If you want to use "if" statements you could do it looping through the inserted table, populating a local variable for each row (in which case you need to set nocount off at the start of the trigger or nasty things are likely to happen)- of if there's never going to be any insert or update that affectis more than one row you can build that assumption into the trigger to avoid having the loop, you can either use one call to COLUMS_UPDATED, assigning the result to a local variable (so you must set nocount on) or three calls to UPDATE() avoiding the local variable and the need to set nocount. But it's more complicated than doing it in the where clause.
Tom
August 24, 2011 at 8:29 am
forsqlserver (8/24/2011)
Error coming in update is:Msg 8152, Level 16, State 14, Procedure S3, Line 20
String or binary data would be truncated.
The statement has been terminated.
================================Edited==============
I am getting this error if I am updating a value that is is stored in the table in 02-02-2001T00:00:00.000 format otherwise its fine working.
OK, that's because you haven't added "and ....date not like '%T%' " to the where clause (where "....date" means whichever date field is updated in that statement).
Edit: I see I had StartDate in all three lines, instead of changing it to TerminatingDate or whatever in my last post but one. I've edited it, should be correct now.
Tom
August 24, 2011 at 11:36 pm
Dear ToM,
I am getting this error if I am updating a value that is is stored in the table in 02-02-2001T00:00:00.000 format otherwise its fine working.
OK, that's because you haven't added "and ....date not like '%T%' " to the where clause (where "....date" means whichever date field is updated in that statement).
Its not possible my friend there are situations when I have to update a already saved date in 02-02-2001T00:00:00.000 format.
Help..
Thanks
August 25, 2011 at 2:52 am
Jeff Moden (8/19/2011)
forsqlserver (8/18/2011)
Thanks Rozema and chris: My requirement is:I have two databases one is of HRMS application and another for forefront application.Now some table data comes from HRMS database to forefront database in which date column also comes.
Forefront accept date in the format of 2011-12-02T00:00:00 and forefront admin wants, whatever date is coming from HRMS database table a trigger should be configured on insert and update of that table and convert the format to 2011-12-02T00:00:00
Can u help me in creating trigger for this?
Gosh... I'll say it again... storing formatted dates in SQL Server is "death by SQL". Store the dates as a DATETIME datatype and if you really must have formatted dates for something else, forget about triggers and create a View to do the conversions.

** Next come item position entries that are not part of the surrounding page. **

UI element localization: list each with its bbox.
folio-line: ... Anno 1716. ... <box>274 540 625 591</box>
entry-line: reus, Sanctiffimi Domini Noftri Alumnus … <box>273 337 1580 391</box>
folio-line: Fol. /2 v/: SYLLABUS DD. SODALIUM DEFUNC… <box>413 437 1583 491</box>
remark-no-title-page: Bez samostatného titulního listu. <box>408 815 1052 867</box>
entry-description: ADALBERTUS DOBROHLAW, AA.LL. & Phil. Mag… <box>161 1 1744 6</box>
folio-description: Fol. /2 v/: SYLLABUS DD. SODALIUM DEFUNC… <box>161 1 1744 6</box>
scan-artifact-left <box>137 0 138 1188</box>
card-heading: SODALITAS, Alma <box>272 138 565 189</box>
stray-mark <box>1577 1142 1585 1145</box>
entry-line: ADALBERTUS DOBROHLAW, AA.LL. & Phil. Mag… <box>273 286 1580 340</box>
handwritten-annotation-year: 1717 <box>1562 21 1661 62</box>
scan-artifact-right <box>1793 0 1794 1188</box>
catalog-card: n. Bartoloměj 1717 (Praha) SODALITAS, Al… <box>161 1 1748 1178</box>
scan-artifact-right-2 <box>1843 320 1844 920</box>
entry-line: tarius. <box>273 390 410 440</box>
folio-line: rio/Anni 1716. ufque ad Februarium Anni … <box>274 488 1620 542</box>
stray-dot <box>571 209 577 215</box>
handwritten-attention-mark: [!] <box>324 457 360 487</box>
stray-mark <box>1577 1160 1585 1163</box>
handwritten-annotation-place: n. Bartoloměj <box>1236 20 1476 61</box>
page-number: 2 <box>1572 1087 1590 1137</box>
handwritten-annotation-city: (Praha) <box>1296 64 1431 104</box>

How much longer before you guys actually believe him us?
August 25, 2011 at 2:59 am
It's a presentation issue!
Store the data using DATETIMEOFFSET, DATETIME2(3) or similar datatype.
Then add a calculated columns (persisted?) for the visual representation you desire.
N 56°04'39.16"
E 12°55'05.25"
August 25, 2011 at 3:02 am
Yeah, that's what we've been saying too. He's already falling into all the pits that we've warned him for.
August 25, 2011 at 8:18 am
forsqlserver (8/24/2011)
Dear ToM,I am getting this error if I am updating a value that is is stored in the table in 02-02-2001T00:00:00.000 format otherwise its fine working.
OK, that's because you haven't added "and ....date not like '%T%' " to the where clause (where "....date" means whichever date field is updated in that statement).
Its not possible my friend there are situations when I have to update a already saved date in 02-02-2001T00:00:00.000 format.
Help..
But the trigger shouldn't do anything if the date is already in that format - your problem is that it is doing something, and adding that condition to the where in the trigger just tells it not to do anything in that case, so that the update that caused the trigger to fire will happen without the trigger modifying anything unless the trigger needs to modify it.